Yesterday, the African Utility Week conference kicked off at the CTICC in Cape Town and is expected to be attended by various stakeholders. The conference will focus on a range of topics related to energy and water management. Yesterday’s sessions looked at the cost reflective power tariff of Eskom and the scope of decreased electricity tariffs in South Africa.
Advisor for the Mining & Energy Advisory (SA) and energy spokesperson for the Organization Undoing Tax Abuse (OUTA), Ted Blom, yesterday addressed the conference and focussed on issues related to poor policy.
In an interview with VOC, Blom explained that with poor policy you get poor regulation, low economic growth and low job investment.
His presentation analyzed in detail Eskom’s growth profit mark-up, and indicated that the Eskom’s mark-up on the cost of electricity is more than 100 per cent.
“I found that totally unacceptable, from my own perspective and from an economic growth perspective,” Blom said.
He said that in comparison to 10 years ago, following the establishment of the National Energy Regulator (Nersa), South Africa has lost in excess of three and five per cent growth in GDP each year due to growing electricity costs, which he asserts has resulted in the loss of millions of job opportunities.
“The government must not tell us that they are going to create job opportunities from thin air, since job opportunities arrive when you have a cheap basic cost of electricity, which allows you and me to start a business,” he continued.
Blom further noted that since Eskom’s numbers are aggregated, it becomes difficult to disseminate how inflation occurs. The public, therefore, remained unaware of the 100 per cent increase in electricity costs.
He said that Eskom was forced to reveal its inflation stats when OUTA took Eskom and Nersa to court on March 31, 2016. As a consequence, Nersa acknowledged exact tariff costs of generating electricity from coal.

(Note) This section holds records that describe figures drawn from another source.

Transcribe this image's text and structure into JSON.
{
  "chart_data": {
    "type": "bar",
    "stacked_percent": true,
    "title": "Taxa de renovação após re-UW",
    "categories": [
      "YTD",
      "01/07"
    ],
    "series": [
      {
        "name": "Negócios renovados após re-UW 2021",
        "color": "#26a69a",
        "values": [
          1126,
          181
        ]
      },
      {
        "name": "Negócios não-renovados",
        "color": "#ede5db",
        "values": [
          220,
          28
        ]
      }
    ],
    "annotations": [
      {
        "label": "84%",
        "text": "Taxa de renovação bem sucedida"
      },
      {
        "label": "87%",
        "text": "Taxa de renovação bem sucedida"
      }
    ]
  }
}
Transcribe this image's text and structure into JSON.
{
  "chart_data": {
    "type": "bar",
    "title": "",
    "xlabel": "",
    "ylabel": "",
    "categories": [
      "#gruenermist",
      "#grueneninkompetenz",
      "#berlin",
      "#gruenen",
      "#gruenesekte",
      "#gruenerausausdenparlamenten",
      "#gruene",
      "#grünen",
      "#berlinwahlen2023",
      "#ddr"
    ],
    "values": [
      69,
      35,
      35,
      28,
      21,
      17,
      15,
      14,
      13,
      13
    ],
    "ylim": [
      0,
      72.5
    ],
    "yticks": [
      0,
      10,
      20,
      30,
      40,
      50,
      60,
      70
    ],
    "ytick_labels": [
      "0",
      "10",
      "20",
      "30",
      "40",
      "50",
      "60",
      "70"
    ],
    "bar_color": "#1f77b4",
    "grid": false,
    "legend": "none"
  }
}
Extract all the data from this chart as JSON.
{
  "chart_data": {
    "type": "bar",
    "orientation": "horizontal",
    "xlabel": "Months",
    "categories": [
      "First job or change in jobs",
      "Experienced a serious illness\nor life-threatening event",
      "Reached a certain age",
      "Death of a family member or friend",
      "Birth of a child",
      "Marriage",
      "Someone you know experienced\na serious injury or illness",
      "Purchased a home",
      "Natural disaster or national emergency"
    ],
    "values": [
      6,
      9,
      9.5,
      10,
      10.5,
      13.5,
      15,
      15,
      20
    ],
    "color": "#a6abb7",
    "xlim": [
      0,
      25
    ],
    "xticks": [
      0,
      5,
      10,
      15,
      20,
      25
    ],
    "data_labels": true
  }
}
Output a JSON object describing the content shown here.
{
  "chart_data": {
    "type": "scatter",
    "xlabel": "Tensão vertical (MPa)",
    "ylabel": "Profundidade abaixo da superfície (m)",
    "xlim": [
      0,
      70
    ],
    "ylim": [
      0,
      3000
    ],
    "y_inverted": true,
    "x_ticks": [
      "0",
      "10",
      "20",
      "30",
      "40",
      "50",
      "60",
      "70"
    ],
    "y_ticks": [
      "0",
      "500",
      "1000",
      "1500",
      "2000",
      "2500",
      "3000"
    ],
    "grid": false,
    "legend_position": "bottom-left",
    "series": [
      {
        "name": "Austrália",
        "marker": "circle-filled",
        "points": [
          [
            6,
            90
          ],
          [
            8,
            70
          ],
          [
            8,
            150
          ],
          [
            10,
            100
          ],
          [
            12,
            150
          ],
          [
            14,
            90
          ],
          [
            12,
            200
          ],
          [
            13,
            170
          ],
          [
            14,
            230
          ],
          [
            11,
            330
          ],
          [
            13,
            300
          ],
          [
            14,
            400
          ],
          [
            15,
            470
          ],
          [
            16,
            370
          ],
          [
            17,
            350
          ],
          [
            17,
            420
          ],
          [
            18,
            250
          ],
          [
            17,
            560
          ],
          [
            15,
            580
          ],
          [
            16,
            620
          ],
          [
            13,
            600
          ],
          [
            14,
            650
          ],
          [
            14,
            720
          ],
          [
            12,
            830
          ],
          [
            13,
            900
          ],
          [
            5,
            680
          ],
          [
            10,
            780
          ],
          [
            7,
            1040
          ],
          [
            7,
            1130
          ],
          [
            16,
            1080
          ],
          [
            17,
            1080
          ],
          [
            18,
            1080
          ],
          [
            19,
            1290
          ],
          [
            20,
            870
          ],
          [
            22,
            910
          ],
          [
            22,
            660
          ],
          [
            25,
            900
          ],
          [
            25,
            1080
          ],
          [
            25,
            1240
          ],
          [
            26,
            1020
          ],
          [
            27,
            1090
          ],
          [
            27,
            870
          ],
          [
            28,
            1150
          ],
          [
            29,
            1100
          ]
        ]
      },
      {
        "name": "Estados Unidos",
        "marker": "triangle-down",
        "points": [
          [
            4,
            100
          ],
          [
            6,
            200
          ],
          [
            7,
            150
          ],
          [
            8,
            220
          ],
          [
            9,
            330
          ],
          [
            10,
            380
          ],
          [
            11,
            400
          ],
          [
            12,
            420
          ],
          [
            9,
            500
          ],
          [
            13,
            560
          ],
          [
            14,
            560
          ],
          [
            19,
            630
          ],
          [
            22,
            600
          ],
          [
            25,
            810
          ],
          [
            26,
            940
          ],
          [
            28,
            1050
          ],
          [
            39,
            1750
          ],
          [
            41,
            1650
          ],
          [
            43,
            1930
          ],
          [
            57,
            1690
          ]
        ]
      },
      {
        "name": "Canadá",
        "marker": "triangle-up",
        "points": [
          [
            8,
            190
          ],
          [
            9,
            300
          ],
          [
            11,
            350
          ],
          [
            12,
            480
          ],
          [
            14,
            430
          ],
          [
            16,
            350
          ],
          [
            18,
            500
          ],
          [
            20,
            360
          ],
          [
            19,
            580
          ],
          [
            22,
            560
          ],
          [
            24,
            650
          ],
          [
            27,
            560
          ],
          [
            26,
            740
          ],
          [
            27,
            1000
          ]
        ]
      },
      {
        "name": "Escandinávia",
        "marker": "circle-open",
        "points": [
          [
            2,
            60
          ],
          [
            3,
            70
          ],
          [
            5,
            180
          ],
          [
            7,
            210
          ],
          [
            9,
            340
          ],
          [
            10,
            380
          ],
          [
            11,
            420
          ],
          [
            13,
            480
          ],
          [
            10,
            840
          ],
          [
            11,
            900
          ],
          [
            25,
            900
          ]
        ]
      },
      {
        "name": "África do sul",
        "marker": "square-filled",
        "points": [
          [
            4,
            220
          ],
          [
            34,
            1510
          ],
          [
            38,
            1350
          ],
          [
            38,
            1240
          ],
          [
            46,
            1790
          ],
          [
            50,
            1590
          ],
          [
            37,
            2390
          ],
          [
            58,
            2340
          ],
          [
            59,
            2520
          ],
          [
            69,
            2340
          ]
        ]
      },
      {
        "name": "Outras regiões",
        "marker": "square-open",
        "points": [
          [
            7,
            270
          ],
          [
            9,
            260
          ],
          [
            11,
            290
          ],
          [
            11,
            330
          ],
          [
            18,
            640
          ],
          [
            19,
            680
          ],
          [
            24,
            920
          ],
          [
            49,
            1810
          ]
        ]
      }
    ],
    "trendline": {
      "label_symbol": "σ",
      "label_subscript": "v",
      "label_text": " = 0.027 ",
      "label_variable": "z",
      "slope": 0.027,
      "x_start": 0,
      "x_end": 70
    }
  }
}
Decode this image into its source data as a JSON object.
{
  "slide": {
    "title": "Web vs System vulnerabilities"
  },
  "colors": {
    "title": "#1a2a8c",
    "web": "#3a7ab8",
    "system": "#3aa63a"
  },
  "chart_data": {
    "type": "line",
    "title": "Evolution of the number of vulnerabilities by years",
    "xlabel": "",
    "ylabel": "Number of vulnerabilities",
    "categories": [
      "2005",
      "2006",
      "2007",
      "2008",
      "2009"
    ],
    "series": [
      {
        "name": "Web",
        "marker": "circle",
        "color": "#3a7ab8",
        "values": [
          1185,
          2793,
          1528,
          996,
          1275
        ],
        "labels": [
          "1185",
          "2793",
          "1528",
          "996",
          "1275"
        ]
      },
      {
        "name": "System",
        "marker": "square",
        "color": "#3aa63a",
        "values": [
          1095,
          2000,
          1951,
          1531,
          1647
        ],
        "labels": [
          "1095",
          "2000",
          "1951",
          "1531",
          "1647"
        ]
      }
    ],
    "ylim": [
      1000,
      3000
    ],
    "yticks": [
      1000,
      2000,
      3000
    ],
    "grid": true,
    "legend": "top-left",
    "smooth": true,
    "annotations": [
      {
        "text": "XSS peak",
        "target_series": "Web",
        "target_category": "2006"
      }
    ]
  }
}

“We were then able to add to that the cost of transmission and distribution, and in 2013 the actual tariff cost to deliver electricity to homes was below 31 cents per kWh, [while] Eskom’s revenue on electricity was 65 cents per kWh. Eskom was, therefore, making a profit of 34 cents per kWh,” Blom explained.
He said that Eskom and Nersa cite the need to prepay new power expansions as the reason for inflation, a payment system which Blom asserts has never been viable anywhere in the world.
“The only way that electricity works is with large investments that are done on a pay as you go basis – you can’t penalize this generation for future generations electricity needs.”
Blom said that the Eskom price mark-up warrants an investigation, and that OUTA intends to investigate methods of disseminating the findings to the data base of members, since OUTA has broadened its scope from E-toll issues to general tax payer abuse.